The consequences of not reporting within those timelines can be significant, said Erik Knutsen, a lawyer specializing in insurance law and a professor at Queen’s University in Kingston, Ont.

A man in glasses looks at the camera
Erik Knutsen, a lawyer and law professor at Queen’s University in Kingston, Ont., specializing in insurance, says failing to report an accident to your insurer is misrepresentation and potentially fraud. (Submitted by Erik Knutsen)

Keeping quiet amounts to material misrepresentation and a violation of your contract with the insurer, he said. And when your policy is up for renewal, the stakes are higher: At that point, not disclosing a complete accident history is tantamount to fraud, Knutsen said.

“That’s knowingly telling a mistruth that the insurance company is going to rely on in [deciding] how much money they’re charging you.”

It’s unlikely anyone would be criminally charged for either breach, Knutsen said, but it does void the insurance policy and leave a driver open to liability.

For example, people choosing to pay out of pocket for a fender-bender could be hit by a personal injury lawsuit months later, he said, and the insurance company would be under no obligation to cover the costs if it were reported after the fact.

“And then you’re on the hook for a potentially multimillion-dollar lawsuit, which could financially wipe you out.”

Fixing your vehicle yourself

Chris Brandon may not have gone through his insurance company for his last three claims, all connected to hitting a deer. (He lives in rural Sherbrooke, Que., he says by way of explanation.) But he has reported them to make sure he stays within the rules.
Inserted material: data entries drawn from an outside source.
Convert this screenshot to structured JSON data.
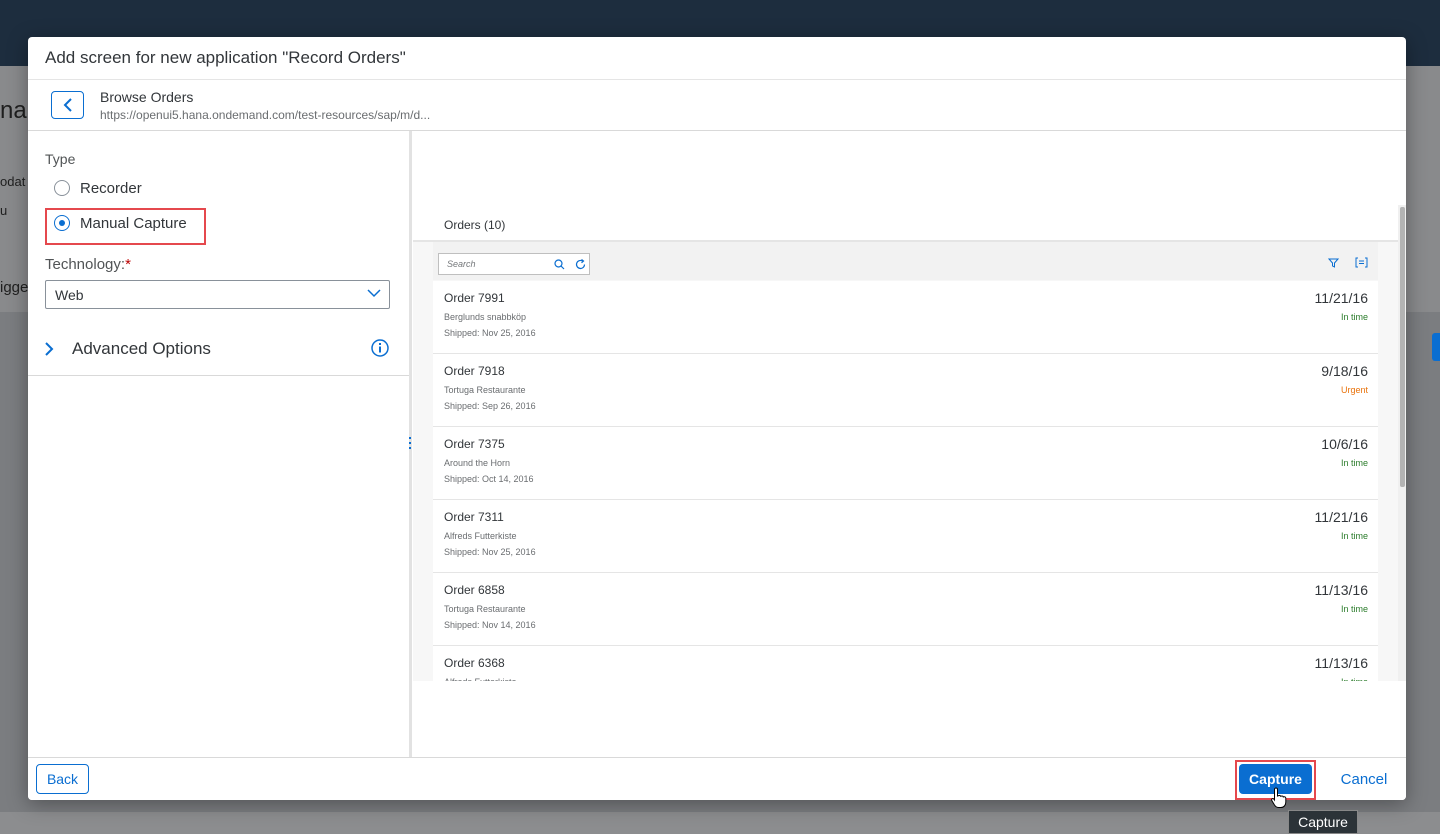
{
  "background": {
    "text_fragments": [
      "na",
      "odat",
      "u",
      "igge"
    ]
  },
  "dialog": {
    "title": "Add screen for new application \"Record Orders\"",
    "subheader": {
      "title": "Browse Orders",
      "url": "https://openui5.hana.ondemand.com/test-resources/sap/m/d..."
    },
    "type_section": {
      "label": "Type",
      "options": [
        {
          "label": "Recorder",
          "selected": false
        },
        {
          "label": "Manual Capture",
          "selected": true
        }
      ]
    },
    "technology": {
      "label": "Technology:",
      "required_marker": "*",
      "value": "Web"
    },
    "advanced_options": {
      "label": "Advanced Options"
    },
    "preview": {
      "list_title": "Orders (10)",
      "search_placeholder": "Search",
      "orders": [
        {
          "id": "Order 7991",
          "customer": "Berglunds snabbköp",
          "shipped": "Shipped: Nov 25, 2016",
          "date": "11/21/16",
          "status": "In time",
          "status_color": "#2b7c2b"
        },
        {
          "id": "Order 7918",
          "customer": "Tortuga Restaurante",
          "shipped": "Shipped: Sep 26, 2016",
          "date": "9/18/16",
          "status": "Urgent",
          "status_color": "#e9730c"
        },
        {
          "id": "Order 7375",
          "customer": "Around the Horn",
          "shipped": "Shipped: Oct 14, 2016",
          "date": "10/6/16",
          "status": "In time",
          "status_color": "#2b7c2b"
        },
        {
          "id": "Order 7311",
          "customer": "Alfreds Futterkiste",
          "shipped": "Shipped: Nov 25, 2016",
          "date": "11/21/16",
          "status": "In time",
          "status_color": "#2b7c2b"
        },
        {
          "id": "Order 6858",
          "customer": "Tortuga Restaurante",
          "shipped": "Shipped: Nov 14, 2016",
          "date": "11/13/16",
          "status": "In time",
          "status_color": "#2b7c2b"
        },
        {
          "id": "Order 6368",
          "customer": "Alfreds Futterkiste",
          "shipped": "",
          "date": "11/13/16",
          "status": "In time",
          "status_color": "#2b7c2b"
        }
      ]
    },
    "footer": {
      "back_label": "Back",
      "capture_label": "Capture",
      "cancel_label": "Cancel"
    }
  },
  "tooltip": {
    "text": "Capture"
  },
  "colors": {
    "accent": "#0a6ed1",
    "highlight": "#e5484d",
    "shell": "#1d2d3e"
  }
}
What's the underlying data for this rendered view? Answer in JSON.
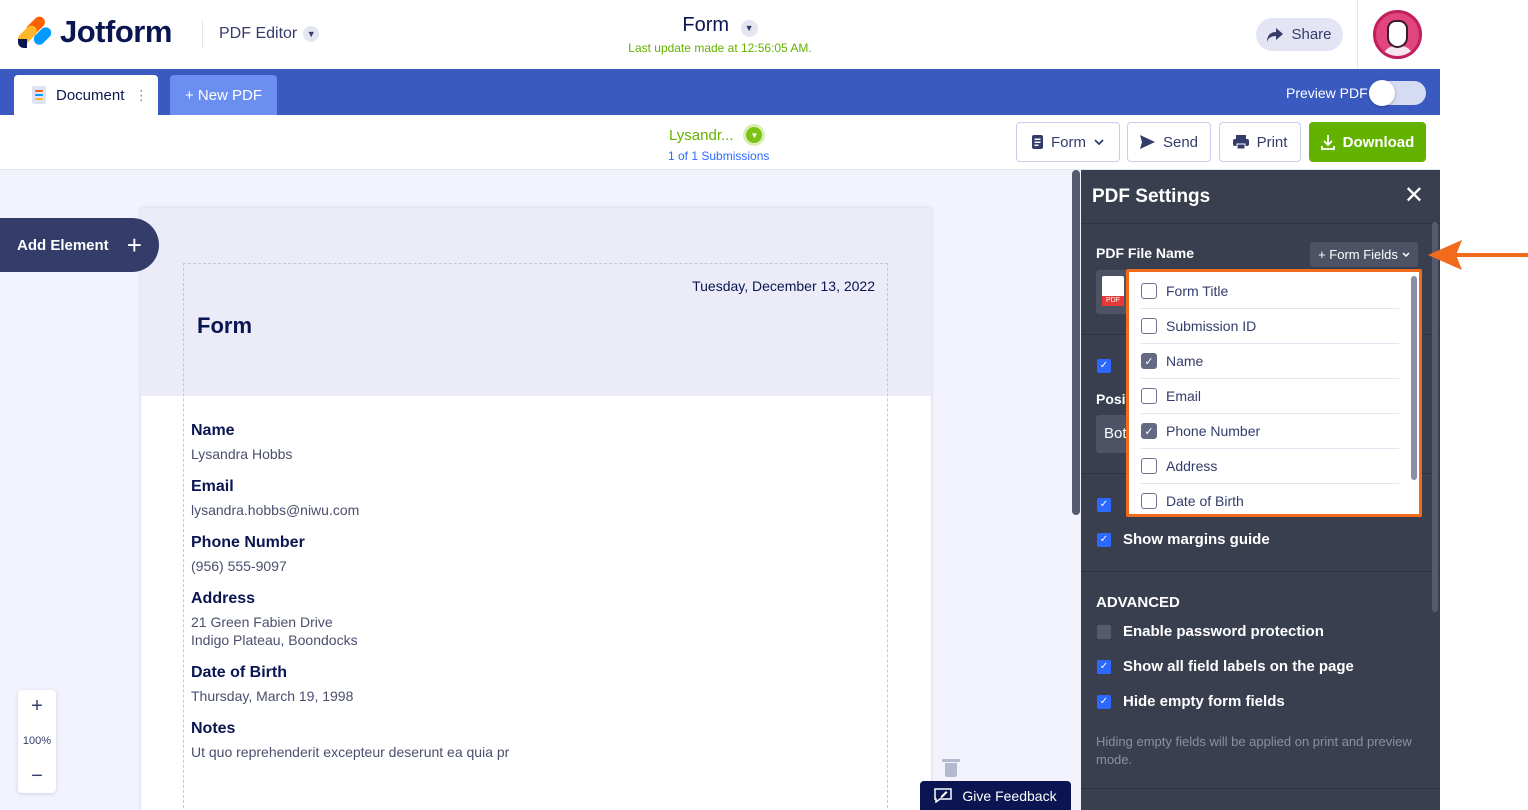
{
  "header": {
    "brand": "Jotform",
    "app_name": "PDF Editor",
    "form_title": "Form",
    "last_update": "Last update made at 12:56:05 AM.",
    "share_label": "Share"
  },
  "tabs": {
    "document_label": "Document",
    "new_pdf_label": "+ New PDF",
    "preview_label": "Preview PDF",
    "preview_on": false
  },
  "toolbar": {
    "submitter": "Lysandr...",
    "submission_count": "1 of 1 Submissions",
    "form_label": "Form",
    "send_label": "Send",
    "print_label": "Print",
    "download_label": "Download"
  },
  "canvas": {
    "add_element_label": "Add Element",
    "zoom_level": "100%",
    "feedback_label": "Give Feedback"
  },
  "page": {
    "date": "Tuesday, December 13, 2022",
    "title": "Form",
    "fields": [
      {
        "label": "Name",
        "value": "Lysandra Hobbs",
        "value2": ""
      },
      {
        "label": "Email",
        "value": "lysandra.hobbs@niwu.com",
        "value2": ""
      },
      {
        "label": "Phone Number",
        "value": "(956) 555-9097",
        "value2": ""
      },
      {
        "label": "Address",
        "value": "21 Green Fabien Drive",
        "value2": "Indigo Plateau, Boondocks"
      },
      {
        "label": "Date of Birth",
        "value": "Thursday, March 19, 1998",
        "value2": ""
      },
      {
        "label": "Notes",
        "value": "Ut quo reprehenderit excepteur deserunt ea quia pr",
        "value2": ""
      }
    ]
  },
  "panel": {
    "title": "PDF Settings",
    "file_name_label": "PDF File Name",
    "form_fields_label": "+ Form Fields",
    "pdf_icon_text": "PDF",
    "position_label": "Positi",
    "position_value": "Bot",
    "show_margins_label": "Show margins guide",
    "advanced_label": "ADVANCED",
    "password_label": "Enable password protection",
    "show_labels_label": "Show all field labels on the page",
    "hide_empty_label": "Hide empty form fields",
    "hint": "Hiding empty fields will be applied on print and preview mode."
  },
  "dropdown": {
    "items": [
      {
        "label": "Form Title",
        "checked": false
      },
      {
        "label": "Submission ID",
        "checked": false
      },
      {
        "label": "Name",
        "checked": true
      },
      {
        "label": "Email",
        "checked": false
      },
      {
        "label": "Phone Number",
        "checked": true
      },
      {
        "label": "Address",
        "checked": false
      },
      {
        "label": "Date of Birth",
        "checked": false
      }
    ]
  },
  "colors": {
    "brand_blue": "#3a5ac2",
    "download_green": "#64b200",
    "annotation_orange": "#f26a1b",
    "panel_dark": "#3a3f4f"
  }
}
To keep his premiums low, he’s limited the extent of his coverage, choosing collision insurance with liability coverage — to cover damage to another person and their vehicle or property from a crash — while ditching comprehensive insurance, which would cover theft or other potential risks to his own vehicle.

Brandon is handy and said he can repair the damage himself; it also helps that he drives a beater, estimating his Hyundai Elantra cost about $1,000.

“I would have to do, like, catastrophic damage to the engine” before filing a claim, he said. “I can always tell the tow truck driver, just tow it back to my house and I’ll deal with it.”